Darüber hinaus soll die Plattform auch die die Eigeninitiative und das Selbst-Management der Betroffenen fördern. Sie sollen einen besseren Überblick über den eigenen Gesundheitsstatus erhalten, um so Wechselwirkungen mit dem eigenen Verhalten besser verstehen zu können. Dazu wurde das PICASO „Patient Dashboard“ entwickelt. Es zeigt dem Patienten seinen Behandlungsplan mit den für einen bestimmten Tag vorgesehenen Aufgaben. Zu diesen Aufgaben zählen beispielsweise die zeitgenaue Einnahme von Medikamenten oder der Zeitpunkt, zu dem eine Blutdruckmessung vorgesehen ist. Der Patient kann die Medikamenteneinnahme bestätigen oder eintragen, wenn Medikamente anders als verschrieben eingenommen wurden. Für alle Aufgaben gibt es auf Wunsch des Patienten Erinnerungsmeldungen. Die Ergebnisse aus all diesen Messungen kann der Anwender in einzelnen Charts ansehen oder über eine zusammenfassende Übersicht aufrufen.

Dashboard erleichtert integrierte Patientenversorgung

Für behandelnde Ärzte und Betreuer kommt das „Clinician Dashboard“ zum Einsatz. Es visualisiert das komplette Behandlungssetting. Ärzte erhalten damit einen schnellen Überblick. So können sie zum Beispiel abrufen, von welchen anderen Ärzten oder medizinischen Fachkräften der Patient bereits behandelt wurde oder wird und welche diagnostischen Informationen insgesamt vorliegen. Darüber hinaus können Behandlungspläne erstellt werden, um etwa die Medikamentierung festzulegen oder zu bestimmen, wie oft Blutdruck zu messen ist. Hier wird auch definiert, welche anderen Ärzte oder medizinischen Fachkräfte in die Behandlung einbezogen werden sollen. Alle Ergebnisse aus den zu Hause vom Patienten erhobenen Messungen und Fragebögen zum Gesundheitszustand sind außerdem hier einsehbar.

Eine Ansicht im „Clinician Dashboard“: Ergebnisse aus Vitalparametermessungen und von Patienten zu Hause ausgefüllten Gesundheitsfragebögen, etwa zur Rheumaaktivität. (Foto: www.picaso-project.eu)
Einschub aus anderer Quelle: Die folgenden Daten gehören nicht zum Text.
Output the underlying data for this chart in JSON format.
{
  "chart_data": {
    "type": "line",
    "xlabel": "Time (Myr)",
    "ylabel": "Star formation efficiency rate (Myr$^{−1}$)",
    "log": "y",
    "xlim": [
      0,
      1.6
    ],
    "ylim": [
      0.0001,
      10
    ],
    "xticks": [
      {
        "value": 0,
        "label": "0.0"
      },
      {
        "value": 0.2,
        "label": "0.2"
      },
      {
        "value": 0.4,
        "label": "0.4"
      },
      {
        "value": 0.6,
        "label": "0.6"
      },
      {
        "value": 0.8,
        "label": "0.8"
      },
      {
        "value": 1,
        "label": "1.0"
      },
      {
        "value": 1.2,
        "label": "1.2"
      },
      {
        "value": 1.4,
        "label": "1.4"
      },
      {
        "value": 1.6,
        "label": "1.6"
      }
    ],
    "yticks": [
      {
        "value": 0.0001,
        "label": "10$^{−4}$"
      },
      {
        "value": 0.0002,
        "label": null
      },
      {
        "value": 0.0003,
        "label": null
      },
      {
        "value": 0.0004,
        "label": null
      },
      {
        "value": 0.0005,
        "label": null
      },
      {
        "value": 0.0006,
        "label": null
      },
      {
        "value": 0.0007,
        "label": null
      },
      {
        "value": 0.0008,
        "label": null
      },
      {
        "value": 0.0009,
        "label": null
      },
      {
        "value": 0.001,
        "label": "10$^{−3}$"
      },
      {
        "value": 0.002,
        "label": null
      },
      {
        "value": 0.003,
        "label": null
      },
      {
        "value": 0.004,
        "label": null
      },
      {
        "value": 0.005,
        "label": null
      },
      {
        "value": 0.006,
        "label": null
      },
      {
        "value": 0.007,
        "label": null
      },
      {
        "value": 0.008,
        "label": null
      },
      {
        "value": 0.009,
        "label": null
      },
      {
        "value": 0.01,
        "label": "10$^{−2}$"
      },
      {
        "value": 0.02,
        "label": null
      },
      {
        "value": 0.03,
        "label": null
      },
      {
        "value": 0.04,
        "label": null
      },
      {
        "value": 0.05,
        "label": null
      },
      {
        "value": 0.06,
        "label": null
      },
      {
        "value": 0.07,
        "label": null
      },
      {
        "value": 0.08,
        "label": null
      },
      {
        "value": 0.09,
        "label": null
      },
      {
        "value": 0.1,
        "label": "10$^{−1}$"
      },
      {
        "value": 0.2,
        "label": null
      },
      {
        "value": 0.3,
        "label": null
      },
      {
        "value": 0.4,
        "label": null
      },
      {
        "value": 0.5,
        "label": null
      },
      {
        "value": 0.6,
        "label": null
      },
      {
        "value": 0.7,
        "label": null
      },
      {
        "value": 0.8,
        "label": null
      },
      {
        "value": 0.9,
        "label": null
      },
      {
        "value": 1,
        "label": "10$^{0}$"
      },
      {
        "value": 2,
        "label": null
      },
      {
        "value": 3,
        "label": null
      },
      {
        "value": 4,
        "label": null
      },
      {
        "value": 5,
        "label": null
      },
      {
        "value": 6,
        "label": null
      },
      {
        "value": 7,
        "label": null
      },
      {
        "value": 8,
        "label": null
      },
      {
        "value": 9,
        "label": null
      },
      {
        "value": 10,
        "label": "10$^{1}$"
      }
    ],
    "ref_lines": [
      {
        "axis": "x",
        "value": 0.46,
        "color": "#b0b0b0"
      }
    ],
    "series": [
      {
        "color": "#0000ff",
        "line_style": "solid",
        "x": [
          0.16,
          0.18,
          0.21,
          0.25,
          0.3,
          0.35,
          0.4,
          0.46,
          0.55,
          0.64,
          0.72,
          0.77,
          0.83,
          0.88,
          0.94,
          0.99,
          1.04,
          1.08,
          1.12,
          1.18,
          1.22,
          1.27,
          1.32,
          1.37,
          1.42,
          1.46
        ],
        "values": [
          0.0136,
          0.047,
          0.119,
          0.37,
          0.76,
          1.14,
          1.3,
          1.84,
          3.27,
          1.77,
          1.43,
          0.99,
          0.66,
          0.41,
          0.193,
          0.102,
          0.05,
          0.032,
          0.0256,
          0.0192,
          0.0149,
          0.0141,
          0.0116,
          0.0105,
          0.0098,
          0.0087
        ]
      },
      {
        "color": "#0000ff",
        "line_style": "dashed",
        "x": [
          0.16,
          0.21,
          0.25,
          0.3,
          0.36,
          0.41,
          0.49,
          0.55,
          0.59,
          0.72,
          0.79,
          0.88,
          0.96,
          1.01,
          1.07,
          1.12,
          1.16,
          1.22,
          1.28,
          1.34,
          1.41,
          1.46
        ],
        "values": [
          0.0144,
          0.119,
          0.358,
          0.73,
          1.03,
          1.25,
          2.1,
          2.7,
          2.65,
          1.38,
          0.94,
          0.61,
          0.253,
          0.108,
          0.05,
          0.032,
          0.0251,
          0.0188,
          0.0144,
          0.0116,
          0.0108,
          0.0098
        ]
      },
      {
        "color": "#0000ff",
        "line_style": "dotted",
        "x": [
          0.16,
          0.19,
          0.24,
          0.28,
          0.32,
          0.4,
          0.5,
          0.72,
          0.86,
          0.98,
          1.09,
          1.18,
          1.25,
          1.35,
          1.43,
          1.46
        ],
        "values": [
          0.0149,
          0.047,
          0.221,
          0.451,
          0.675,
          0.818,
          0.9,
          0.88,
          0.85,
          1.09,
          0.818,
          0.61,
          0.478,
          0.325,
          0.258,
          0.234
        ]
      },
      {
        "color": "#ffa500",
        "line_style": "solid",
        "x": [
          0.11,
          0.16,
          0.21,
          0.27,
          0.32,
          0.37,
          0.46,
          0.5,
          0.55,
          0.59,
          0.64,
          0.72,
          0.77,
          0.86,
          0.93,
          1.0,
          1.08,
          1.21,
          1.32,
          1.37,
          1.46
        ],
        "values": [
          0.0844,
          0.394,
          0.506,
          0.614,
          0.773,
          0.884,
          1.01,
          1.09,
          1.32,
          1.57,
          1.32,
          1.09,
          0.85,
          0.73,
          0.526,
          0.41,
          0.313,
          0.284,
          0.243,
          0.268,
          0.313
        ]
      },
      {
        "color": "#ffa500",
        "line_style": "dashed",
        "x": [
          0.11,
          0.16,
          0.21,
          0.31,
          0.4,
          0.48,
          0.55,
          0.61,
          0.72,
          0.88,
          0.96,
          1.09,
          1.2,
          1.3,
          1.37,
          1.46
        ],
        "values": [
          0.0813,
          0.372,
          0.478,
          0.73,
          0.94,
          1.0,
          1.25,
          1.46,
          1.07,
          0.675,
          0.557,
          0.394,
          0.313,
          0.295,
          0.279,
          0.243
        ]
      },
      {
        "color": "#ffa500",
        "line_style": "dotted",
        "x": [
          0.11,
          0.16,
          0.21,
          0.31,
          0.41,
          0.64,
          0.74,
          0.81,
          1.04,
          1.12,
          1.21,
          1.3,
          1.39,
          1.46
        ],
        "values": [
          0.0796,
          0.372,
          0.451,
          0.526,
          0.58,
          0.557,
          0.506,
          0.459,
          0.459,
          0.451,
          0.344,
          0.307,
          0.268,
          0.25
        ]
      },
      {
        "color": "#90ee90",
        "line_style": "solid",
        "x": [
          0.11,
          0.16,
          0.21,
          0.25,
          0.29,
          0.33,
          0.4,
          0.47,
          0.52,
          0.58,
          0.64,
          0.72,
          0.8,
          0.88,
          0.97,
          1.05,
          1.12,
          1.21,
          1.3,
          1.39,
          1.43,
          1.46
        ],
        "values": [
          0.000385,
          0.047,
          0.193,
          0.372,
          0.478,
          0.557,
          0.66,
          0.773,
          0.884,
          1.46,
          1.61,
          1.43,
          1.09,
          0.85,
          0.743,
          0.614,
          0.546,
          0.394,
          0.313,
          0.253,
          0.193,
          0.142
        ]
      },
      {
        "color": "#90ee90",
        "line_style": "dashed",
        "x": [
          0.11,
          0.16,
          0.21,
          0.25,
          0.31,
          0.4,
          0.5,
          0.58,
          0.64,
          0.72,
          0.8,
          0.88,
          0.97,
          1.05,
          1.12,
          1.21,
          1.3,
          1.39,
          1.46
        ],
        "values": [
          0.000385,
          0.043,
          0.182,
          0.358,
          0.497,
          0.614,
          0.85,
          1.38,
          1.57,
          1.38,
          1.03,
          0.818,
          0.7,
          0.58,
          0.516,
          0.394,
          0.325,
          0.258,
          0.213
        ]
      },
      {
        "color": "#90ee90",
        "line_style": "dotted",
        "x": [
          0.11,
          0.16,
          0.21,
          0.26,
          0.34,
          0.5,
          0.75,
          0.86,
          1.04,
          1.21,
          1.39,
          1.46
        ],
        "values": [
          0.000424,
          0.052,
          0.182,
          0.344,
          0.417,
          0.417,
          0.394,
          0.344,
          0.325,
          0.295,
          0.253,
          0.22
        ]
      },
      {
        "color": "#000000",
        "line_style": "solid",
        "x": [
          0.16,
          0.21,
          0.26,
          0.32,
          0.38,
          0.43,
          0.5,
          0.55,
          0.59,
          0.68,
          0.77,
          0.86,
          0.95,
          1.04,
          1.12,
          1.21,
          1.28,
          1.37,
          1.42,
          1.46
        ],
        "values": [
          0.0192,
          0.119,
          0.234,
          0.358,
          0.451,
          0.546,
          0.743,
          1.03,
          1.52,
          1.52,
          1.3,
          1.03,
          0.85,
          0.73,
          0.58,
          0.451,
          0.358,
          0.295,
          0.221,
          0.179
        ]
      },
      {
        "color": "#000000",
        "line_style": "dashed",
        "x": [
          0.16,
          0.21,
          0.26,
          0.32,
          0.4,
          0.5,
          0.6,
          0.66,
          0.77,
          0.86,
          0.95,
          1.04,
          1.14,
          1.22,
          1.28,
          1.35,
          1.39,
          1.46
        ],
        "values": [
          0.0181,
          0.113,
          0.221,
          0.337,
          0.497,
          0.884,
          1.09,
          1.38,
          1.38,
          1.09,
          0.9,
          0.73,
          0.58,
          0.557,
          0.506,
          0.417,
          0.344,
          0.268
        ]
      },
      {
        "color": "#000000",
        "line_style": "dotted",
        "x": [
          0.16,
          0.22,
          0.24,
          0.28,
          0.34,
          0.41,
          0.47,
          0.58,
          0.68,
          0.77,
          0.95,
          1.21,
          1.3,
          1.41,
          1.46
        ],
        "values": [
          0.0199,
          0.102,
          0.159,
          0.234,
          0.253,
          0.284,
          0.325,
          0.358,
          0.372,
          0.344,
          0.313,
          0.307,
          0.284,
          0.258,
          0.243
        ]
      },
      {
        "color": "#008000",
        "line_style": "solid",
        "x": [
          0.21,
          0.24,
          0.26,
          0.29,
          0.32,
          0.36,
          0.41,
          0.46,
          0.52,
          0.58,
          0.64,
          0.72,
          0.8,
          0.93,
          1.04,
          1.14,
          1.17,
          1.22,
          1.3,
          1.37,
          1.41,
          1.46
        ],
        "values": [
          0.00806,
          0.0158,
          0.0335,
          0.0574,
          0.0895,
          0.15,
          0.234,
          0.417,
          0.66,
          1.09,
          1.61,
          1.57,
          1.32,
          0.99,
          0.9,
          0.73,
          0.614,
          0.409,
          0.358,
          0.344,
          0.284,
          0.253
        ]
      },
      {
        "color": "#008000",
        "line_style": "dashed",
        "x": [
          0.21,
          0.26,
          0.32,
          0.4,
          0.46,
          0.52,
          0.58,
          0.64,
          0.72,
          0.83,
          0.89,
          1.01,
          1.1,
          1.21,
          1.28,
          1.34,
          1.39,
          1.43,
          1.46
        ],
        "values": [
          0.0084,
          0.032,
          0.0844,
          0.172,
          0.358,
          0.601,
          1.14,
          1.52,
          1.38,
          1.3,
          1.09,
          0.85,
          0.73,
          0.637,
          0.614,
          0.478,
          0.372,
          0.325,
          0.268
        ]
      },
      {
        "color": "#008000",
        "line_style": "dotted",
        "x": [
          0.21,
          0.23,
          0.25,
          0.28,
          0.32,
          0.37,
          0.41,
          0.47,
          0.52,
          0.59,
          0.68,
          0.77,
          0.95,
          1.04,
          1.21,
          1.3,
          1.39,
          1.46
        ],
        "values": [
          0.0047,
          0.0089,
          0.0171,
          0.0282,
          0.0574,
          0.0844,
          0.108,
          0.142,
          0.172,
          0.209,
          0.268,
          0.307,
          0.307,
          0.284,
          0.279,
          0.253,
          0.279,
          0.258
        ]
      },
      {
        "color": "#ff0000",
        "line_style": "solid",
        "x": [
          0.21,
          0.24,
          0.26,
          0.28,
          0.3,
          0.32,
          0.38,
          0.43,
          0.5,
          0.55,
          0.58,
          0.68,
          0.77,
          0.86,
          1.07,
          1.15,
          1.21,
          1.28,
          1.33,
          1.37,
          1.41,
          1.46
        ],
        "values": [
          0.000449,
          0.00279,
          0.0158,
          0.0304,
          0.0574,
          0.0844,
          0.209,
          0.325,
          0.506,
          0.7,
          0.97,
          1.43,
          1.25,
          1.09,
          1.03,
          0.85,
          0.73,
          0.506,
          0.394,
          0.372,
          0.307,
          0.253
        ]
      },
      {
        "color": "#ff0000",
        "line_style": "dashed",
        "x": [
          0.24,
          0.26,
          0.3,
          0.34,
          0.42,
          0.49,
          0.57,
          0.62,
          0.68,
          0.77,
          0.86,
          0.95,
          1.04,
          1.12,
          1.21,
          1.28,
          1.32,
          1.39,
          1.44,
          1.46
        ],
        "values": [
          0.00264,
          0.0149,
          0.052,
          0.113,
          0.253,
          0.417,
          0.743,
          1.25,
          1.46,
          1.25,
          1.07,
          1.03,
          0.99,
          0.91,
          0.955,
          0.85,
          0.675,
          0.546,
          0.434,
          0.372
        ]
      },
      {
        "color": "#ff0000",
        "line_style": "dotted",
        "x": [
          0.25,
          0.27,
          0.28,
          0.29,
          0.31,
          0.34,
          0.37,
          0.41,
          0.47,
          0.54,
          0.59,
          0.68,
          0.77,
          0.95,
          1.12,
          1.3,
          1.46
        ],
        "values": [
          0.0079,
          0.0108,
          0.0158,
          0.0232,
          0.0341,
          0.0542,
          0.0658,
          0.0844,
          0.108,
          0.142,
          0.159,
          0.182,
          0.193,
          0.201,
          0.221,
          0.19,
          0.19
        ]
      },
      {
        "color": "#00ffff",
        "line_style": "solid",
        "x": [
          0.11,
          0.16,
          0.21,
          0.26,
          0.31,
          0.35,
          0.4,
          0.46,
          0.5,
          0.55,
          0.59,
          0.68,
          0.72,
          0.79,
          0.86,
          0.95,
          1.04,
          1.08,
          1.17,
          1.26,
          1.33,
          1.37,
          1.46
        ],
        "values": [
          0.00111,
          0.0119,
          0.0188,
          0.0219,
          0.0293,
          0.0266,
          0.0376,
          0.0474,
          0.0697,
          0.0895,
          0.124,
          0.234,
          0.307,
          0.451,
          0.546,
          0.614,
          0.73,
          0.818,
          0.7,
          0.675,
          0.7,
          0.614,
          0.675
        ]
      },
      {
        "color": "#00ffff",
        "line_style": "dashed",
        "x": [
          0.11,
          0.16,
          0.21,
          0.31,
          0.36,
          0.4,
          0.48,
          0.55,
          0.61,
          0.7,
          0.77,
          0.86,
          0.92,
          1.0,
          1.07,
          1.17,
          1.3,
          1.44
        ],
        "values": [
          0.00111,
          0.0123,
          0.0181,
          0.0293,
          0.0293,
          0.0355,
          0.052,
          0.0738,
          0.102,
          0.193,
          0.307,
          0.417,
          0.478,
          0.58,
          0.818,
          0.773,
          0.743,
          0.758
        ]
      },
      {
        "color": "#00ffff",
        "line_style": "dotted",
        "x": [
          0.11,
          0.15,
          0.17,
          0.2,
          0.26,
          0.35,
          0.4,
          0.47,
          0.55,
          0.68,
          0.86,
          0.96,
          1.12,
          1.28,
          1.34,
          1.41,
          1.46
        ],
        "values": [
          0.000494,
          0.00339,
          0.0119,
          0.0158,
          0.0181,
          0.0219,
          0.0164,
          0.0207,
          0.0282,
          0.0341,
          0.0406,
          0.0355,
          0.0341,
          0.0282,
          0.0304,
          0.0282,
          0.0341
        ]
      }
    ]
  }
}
Kommunikation und Prognose

Eine Kommunikationskomponente der Plattform soll außerdem den Informationsaustausch zwischen den Ärzten erleichtern. Ein weiteres Tool soll den Ärzten dabei helfen, das individuelle Gesundheitsrisiko eines Patienten besser einschätzen zu können. Diese Prognose erfolgt auf Basis vorhandener und aktuell erhobener Gesundheitsdaten des Patienten, beispielsweise dessen körperliche Aktivität, Rauchverhalten oder Cholesterinwerte.

Nutzertests laufen

„Die beiden Dashboards werden aktuell in Nutzertests evaluiert. Eine Studie wird seit April in Rom von der Universität Tor Vergata und der Abteilung für Psychiatrie des Institute of Treatment and Research, Santa Lucia, mit an Parkinson erkrankten Patienten durchgeführt“, sagt Henrike Gappa vom Fraunhofer-Institut für Angewandte Informationstechnik FIT. Auch die Angehörigen der Patienten werden in diese Tests eingebunden. Über ein Tablet können sie auf das Patienten-Dashboard zugreifen, um etwa zu überprüfen, ob alle notwendigen Aufgaben des Tages durchgeführt wurden. „Ziel ist es zu evaluieren, ob solche Anwendungen pflegende Angehörige bei der Erfüllung ihrer Betreuungsaufgaben unterstützen können“, so Gappa.

Darüber hinaus wurde vor Kurzem eine zweite Studie gestartet. Sie wird von der Poliklinik für Rheumatologie & Hiller Forschungszentrum für Rheumatologie an der Heinrich-Heine-Universität Düsseldorf organisiert. Im Fokus stehen hier 30 ambulant versorgte Patienten mit rheumatoider Arthritis und einer Herz-Kreislauferkrankung. Die Patienten werden die Plattform zusammen mit ihren betreuenden Ärzten über einen Zeitraum von sechs Monaten testen.